Editorial: Other cities should join Delray lawsuit against Big Pharma


The city of Delray Beach has had enough of the opioid crisis. And now, tired of draining its resources against a devastating drug scourge, city officials have taken the audacious step of suing Big Pharma in federal court.

The legal action is a long-overdue attempt to recoup millions for fighting a national epidemic. It’s the first Florida city to join a growing number of communities across the country that have taken legal action against a new, corporate breed of drug-pushers. It shouldn’t be the last.

Far from a frivolous lawsuit, the city’s decision to sue the pharmaceutical industry is a well-reasoned attempt to gain compensation for the time, money and resources spent to address the devastation heaped on the city by some of the nation’s largest Fortune 500 firms.

According to the federal Centers for Disease Control and Prevention, more people in the United States now die from drugs than automobile accidents, and the use of prescription painkillers costs health insurers up to $72.5 billion annually in direct health care costs.

Palm Beach County is one of the hardest-hit counties in the state, and Delray Beach — a leading destination for drug treatment — sits at the epicenter. The crisis has forced city officials to spend millions on opioid- and addiction-related services that could have gone to other pressing needs.

Cephalon, Endo International, Insys, Purdue Pharma and Teva Pharmaceuticals may not be household names. But these firms, targeted in the Delray lawsuit, read like a who’s who of multinational corporations whose sales tactics would make any two-bit street pusher proud.
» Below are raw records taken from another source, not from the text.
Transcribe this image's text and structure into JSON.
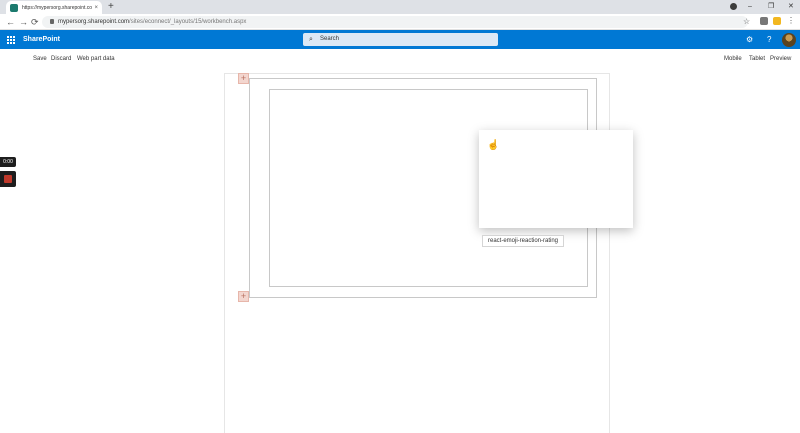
{
  "browser": {
    "tab_title": "https://mypersorg.sharepoint.co",
    "tab_close": "×",
    "new_tab": "+",
    "url_host": "mypersorg.sharepoint.com",
    "url_path": "/sites/econnect/_layouts/15/workbench.aspx",
    "back": "←",
    "forward": "→",
    "reload": "⟳",
    "star": "☆",
    "minimize": "–",
    "maximize": "❐",
    "close": "✕"
  },
  "suitebar": {
    "brand": "SharePoint",
    "search_placeholder": "Search",
    "search_icon": "⌕",
    "settings_icon": "⚙",
    "help_icon": "?"
  },
  "commands": {
    "save": "Save",
    "discard": "Discard",
    "web_part_data": "Web part data",
    "mobile": "Mobile",
    "tablet": "Tablet",
    "preview": "Preview"
  },
  "canvas": {
    "add_section_top": "+",
    "add_section_bottom": "+",
    "tooltip": "react-emoji-reaction-rating"
  },
  "recorder": {
    "time": "0:00"
  },
  "colors": {
    "suite_blue": "#0078d4",
    "add_button": "#f3d6cf"
  }
}
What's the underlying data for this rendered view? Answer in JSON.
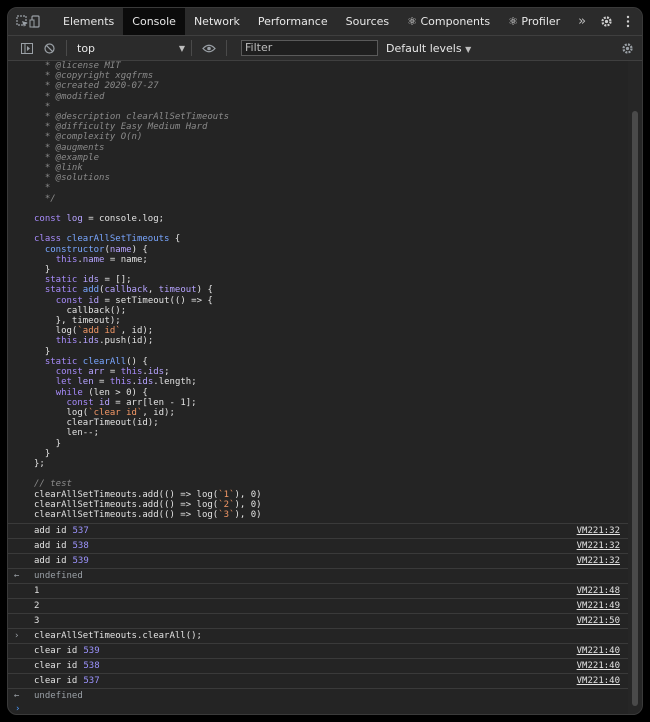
{
  "tabs": [
    "Elements",
    "Console",
    "Network",
    "Performance",
    "Sources",
    "⚛ Components",
    "⚛ Profiler"
  ],
  "more_tabs": "»",
  "toolbar": {
    "context": "top",
    "filter_placeholder": "Filter",
    "levels": "Default levels"
  },
  "logs": [
    {
      "text": "add id",
      "id": "537",
      "source": "VM221:32"
    },
    {
      "text": "add id",
      "id": "538",
      "source": "VM221:32"
    },
    {
      "text": "add id",
      "id": "539",
      "source": "VM221:32"
    }
  ],
  "result1": "undefined",
  "logs2": [
    {
      "text": "1",
      "source": "VM221:48"
    },
    {
      "text": "2",
      "source": "VM221:49"
    },
    {
      "text": "3",
      "source": "VM221:50"
    }
  ],
  "command2": "clearAllSetTimeouts.clearAll();",
  "logs3": [
    {
      "text": "clear id",
      "id": "539",
      "source": "VM221:40"
    },
    {
      "text": "clear id",
      "id": "538",
      "source": "VM221:40"
    },
    {
      "text": "clear id",
      "id": "537",
      "source": "VM221:40"
    }
  ],
  "result2": "undefined",
  "icons": {
    "inspect": "inspect-element-icon",
    "device": "device-toggle-icon",
    "settings": "gear-icon",
    "menu": "kebab-menu-icon",
    "close": "close-icon",
    "sidebar": "sidebar-toggle-icon",
    "clear": "clear-console-icon",
    "eye": "eye-icon"
  },
  "colors": {
    "accent_number": "#9d94ff",
    "keyword": "#a78bfa",
    "function": "#79a6ff",
    "string": "#f29766"
  }
}
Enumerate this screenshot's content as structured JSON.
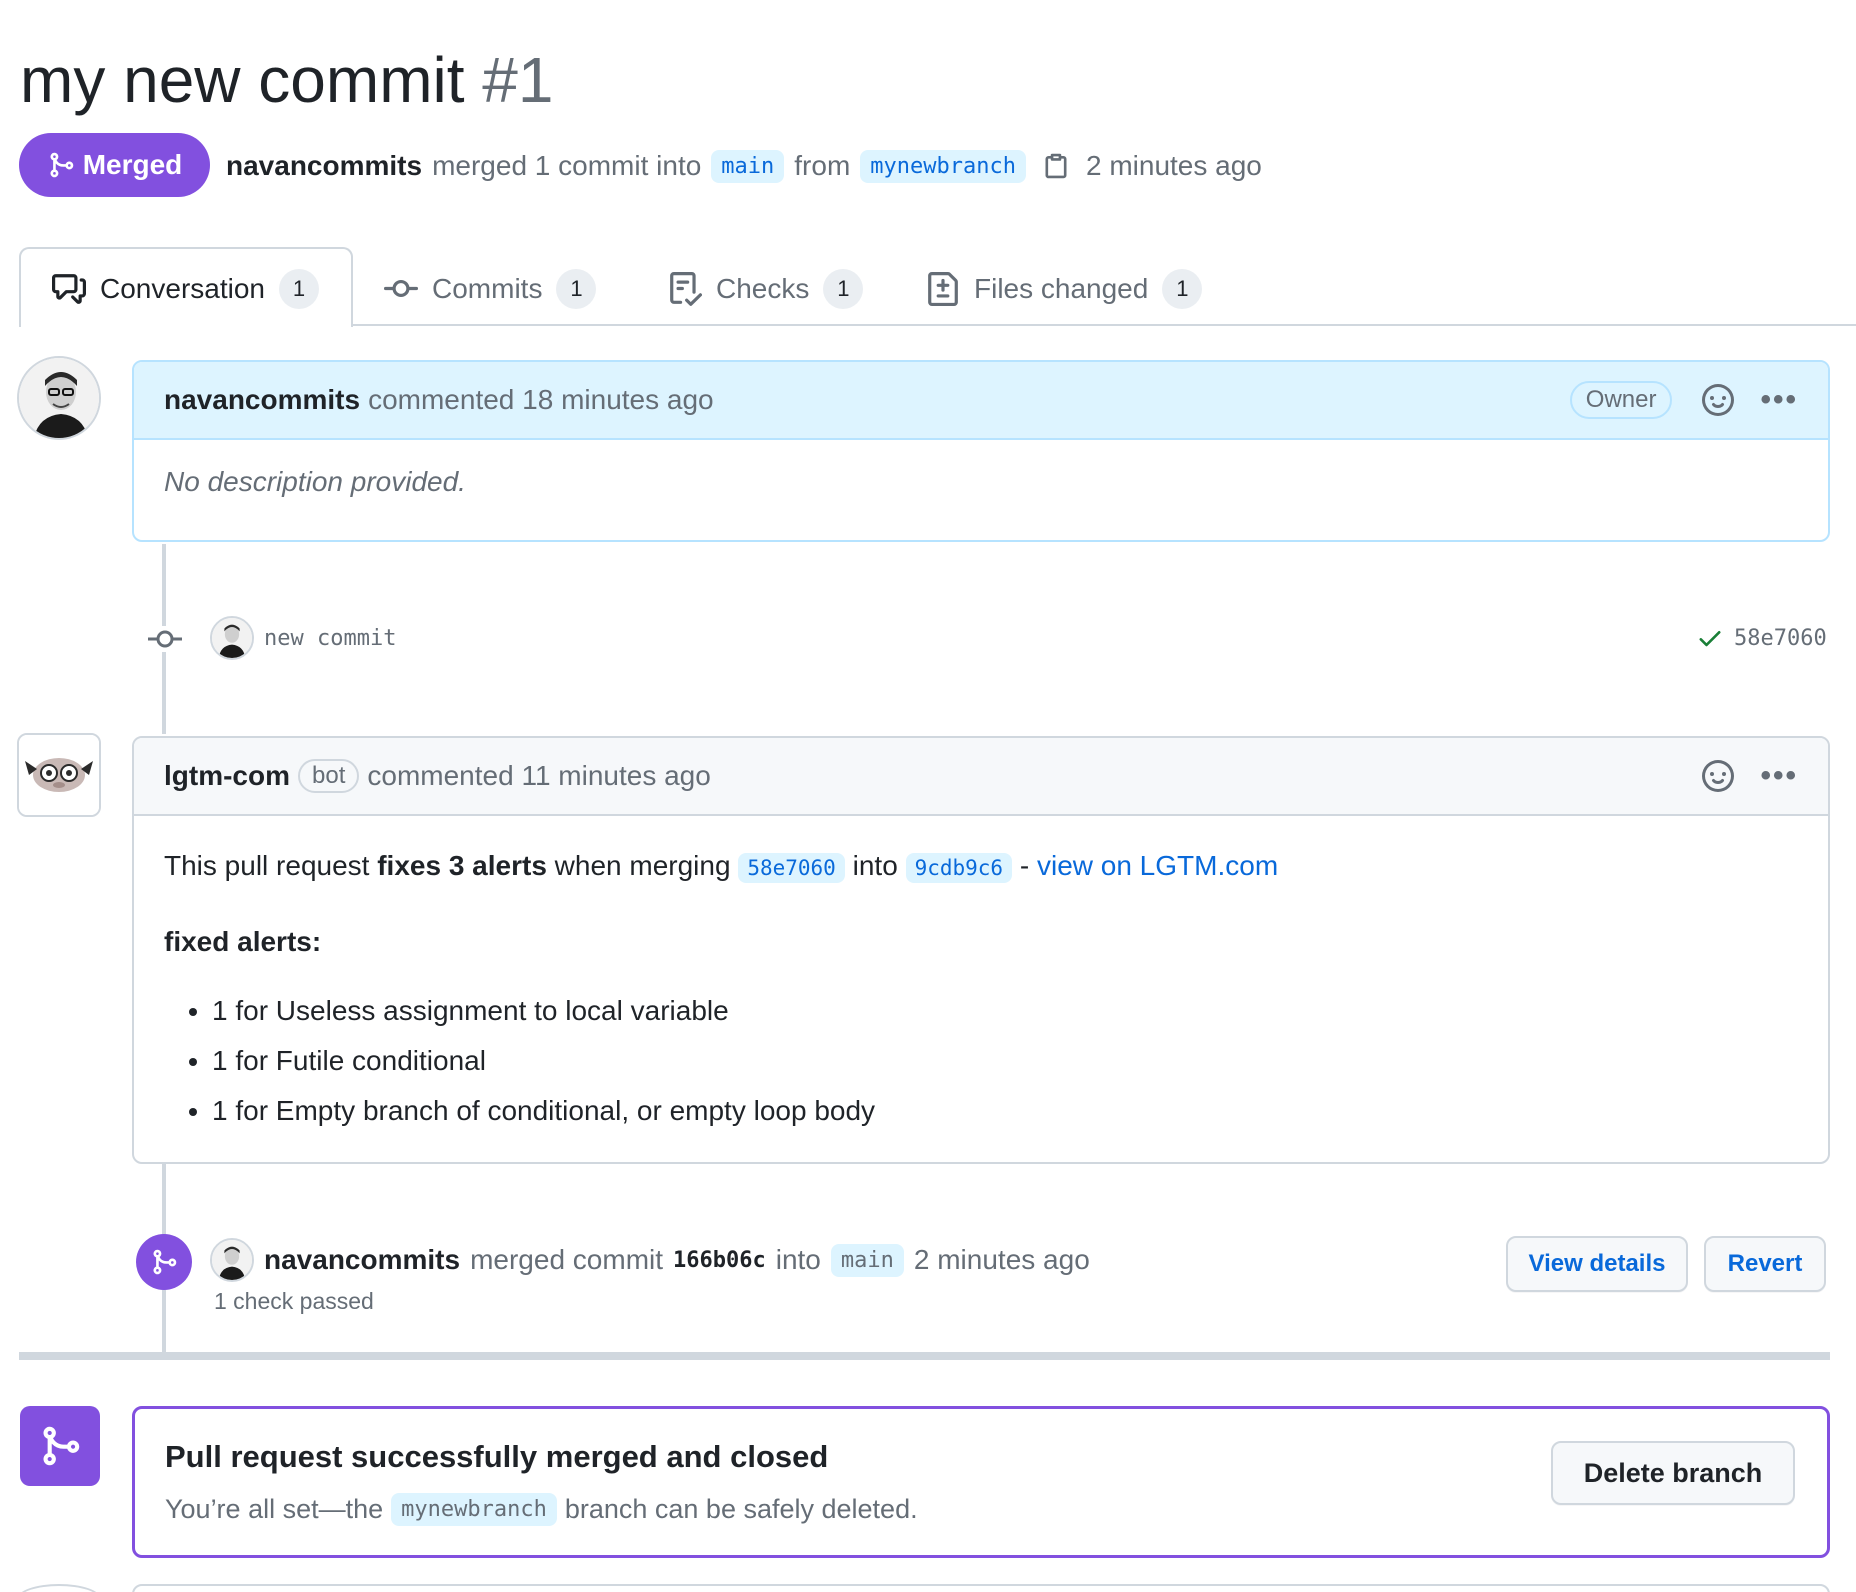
{
  "pr": {
    "title": "my new commit",
    "number": "#1",
    "state": "Merged",
    "author": "navancommits",
    "merge_text": "merged 1 commit into",
    "base_branch": "main",
    "from_text": "from",
    "head_branch": "mynewbranch",
    "time": "2 minutes ago"
  },
  "tabs": [
    {
      "label": "Conversation",
      "count": "1",
      "icon": "comment-discussion-icon",
      "active": true
    },
    {
      "label": "Commits",
      "count": "1",
      "icon": "git-commit-icon",
      "active": false
    },
    {
      "label": "Checks",
      "count": "1",
      "icon": "checklist-icon",
      "active": false
    },
    {
      "label": "Files changed",
      "count": "1",
      "icon": "file-diff-icon",
      "active": false
    }
  ],
  "comment1": {
    "author": "navancommits",
    "action": "commented 18 minutes ago",
    "role": "Owner",
    "body": "No description provided."
  },
  "commit": {
    "message": "new commit",
    "sha": "58e7060",
    "status": "success"
  },
  "comment2": {
    "author": "lgtm-com",
    "badge": "bot",
    "action": "commented 11 minutes ago",
    "p1_a": "This pull request",
    "p1_bold": "fixes 3 alerts",
    "p1_b": "when merging",
    "sha_from": "58e7060",
    "into": "into",
    "sha_to": "9cdb9c6",
    "dash": "-",
    "link": "view on LGTM.com",
    "heading": "fixed alerts:",
    "alerts": [
      "1 for Useless assignment to local variable",
      "1 for Futile conditional",
      "1 for Empty branch of conditional, or empty loop body"
    ]
  },
  "merge_event": {
    "author": "navancommits",
    "text": "merged commit",
    "sha": "166b06c",
    "into": "into",
    "branch": "main",
    "time": "2 minutes ago",
    "checks": "1 check passed",
    "view_details": "View details",
    "revert": "Revert"
  },
  "merged_box": {
    "title": "Pull request successfully merged and closed",
    "desc_a": "You’re all set—the",
    "branch": "mynewbranch",
    "desc_b": "branch can be safely deleted.",
    "delete_button": "Delete branch"
  },
  "colors": {
    "merged": "#8250df",
    "link": "#0969da",
    "owner_header": "#ddf4ff",
    "success": "#1a7f37"
  }
}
For generations, physicians were taught that opium and similar painkillers were highly addictive and should be used sparingly and mainly for patients near death. But, as the lawsuit details, opioid-makers engaged in a long-running campaign to market their drugs as fixes for “chronic pain”: back pain, headaches, arthritis and other common conditions. Unsuspecting patients began popping OxyContin and other powerful opioids like breath mints.

It was a “concerted, coordinated strategy” by the largest drugmakers and distributors to deceptively market their products, the city alleges. On their way to stunning profits, Big Pharma converted the medical and academic communities and government regulators to the idea that opioids were safe for long-term use.

As opioid use spread, so did addictions — and overdoses. In 2016 alone, Delray Beach spent about $3 million responding to more than 700 opioid overdose calls. The costs include employee overtime, new equipment for first responders, the overdose antidote, naloxone – and mental health services for employees who must respond to overdose scenes.

If Big Pharma’s marketing tactics sound familiar, it should. Tobacco companies used a similar approach in pushing cigarettes on an unsuspecting consumer market that included children. Big Tobacco downplayed the health risk of its products, just like Big Pharma is doing today.

Florida ultimately turned to the courtroom against Big Tobacco. Cursory observers gave the state little chance to win anything from an industry that routinely made smoking look fashionable. Yet in 1998, the suit resulted in the U.S.’s largest civil litigation agreement, which forced tobacco companies to make annual payments for anti-smoking campaigns and health programs.

The state of Florida can — and should — take legal action again. It’s disappointing that Attorney General Pam Bondi won’t even talk about doing so.

Fortunately, other communities refuse to remain quiet. Such states as Illinois, Mississippi, Missouri and Ohio have already sued Big Pharma. So have Chicago; Dayton, Ohio; Everett, Washington, and the Cherokee Nation.

Florida is suffering no less than those places. An estimated 15 persons in this state died each day in 2016 from opioids or with some form of the painkiller in their system, according to a Palm Beach Post analysis. The 5,725 deaths are a 35 percent jump from 2015.

We believe the city has a good case. As the body count in America’s “Recovery County” has grown, drug companies have paid local physicians to promote oxycodone and other pain medication, all the while understating the addictive nature of their products.

Taking on the pharmaceutical industry is no small challenge. Yet the city of Delray Beach is stepping up to it. The opioid crisis is a big problem, calling for equally large solutions — remedies Delray Beach shouldn’t face alone.